I'm reading Service Oriented Design with Ruby on Rails, which includes the code you see in this image
My question is specifically about this line from the User model
has_many :followers, :through -> :followings, :source => :user
in which a User (as in an instance of the user model) has_many :followers, which are really just other users. So a user has_many users. This seems very weird to me that a User has_many :users, as if something should break when you write that, so I thought doign has_many :followers ...:source => :user might be meant to stop things from breaking.

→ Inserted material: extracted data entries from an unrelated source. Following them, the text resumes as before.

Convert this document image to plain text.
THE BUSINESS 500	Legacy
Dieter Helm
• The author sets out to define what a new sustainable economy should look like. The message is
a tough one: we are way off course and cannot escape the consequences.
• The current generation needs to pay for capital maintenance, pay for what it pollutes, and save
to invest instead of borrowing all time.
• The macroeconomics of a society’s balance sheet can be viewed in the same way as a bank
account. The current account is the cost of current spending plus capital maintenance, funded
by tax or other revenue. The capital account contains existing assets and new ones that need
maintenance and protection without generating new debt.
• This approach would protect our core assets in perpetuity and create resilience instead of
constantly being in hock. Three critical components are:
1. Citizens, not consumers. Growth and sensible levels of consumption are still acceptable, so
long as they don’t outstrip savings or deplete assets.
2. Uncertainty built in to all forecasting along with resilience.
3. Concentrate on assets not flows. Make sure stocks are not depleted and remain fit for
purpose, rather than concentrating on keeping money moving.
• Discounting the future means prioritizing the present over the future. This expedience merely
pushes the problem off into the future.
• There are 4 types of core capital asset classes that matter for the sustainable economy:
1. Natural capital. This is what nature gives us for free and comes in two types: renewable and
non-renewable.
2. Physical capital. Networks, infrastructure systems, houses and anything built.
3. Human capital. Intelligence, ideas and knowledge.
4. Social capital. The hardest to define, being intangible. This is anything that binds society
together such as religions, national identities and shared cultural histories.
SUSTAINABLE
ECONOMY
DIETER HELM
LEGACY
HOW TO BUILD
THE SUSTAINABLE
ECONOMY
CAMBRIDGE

According to one answer on this SO question Need help to understand :source option of has_one/has_many through of Rails, which was about the :source method for has_many associations, one rationale for using :source is to take code that looks this
class Newsletter
has_many :subscriptions
has_many :users, :through => :subscriptions
end
and change it into this
class Newsletter
has_many :subscriptions
has_many :subscribers, :through => :subscriptions, :source => :user
end
so that instead of doing this
Newsletter.find(id).users
one would do the much more logical (because Newsletters have subscribers not users)
Newsletter.find(id).subscribers
So, returning to the code from the book, my question is, is the only rationale for doing this in the User model
has_many :followers, :through -> :followings, :source => :user
to make more readable code User.find(id).followers
? There would otherwise be no problem doing
User.rb
has_many :users
Because if Rails let you do that (i.e. it doesn't break the application), then where would you put the belongs_to?
User.rb
has_many :users
belongs_to :user
This would seem very weird to me, but if :source is only there to let you write clearer queries, then this code should still work?
Update: the point of the question is, is there anything stopping anyone from doing this?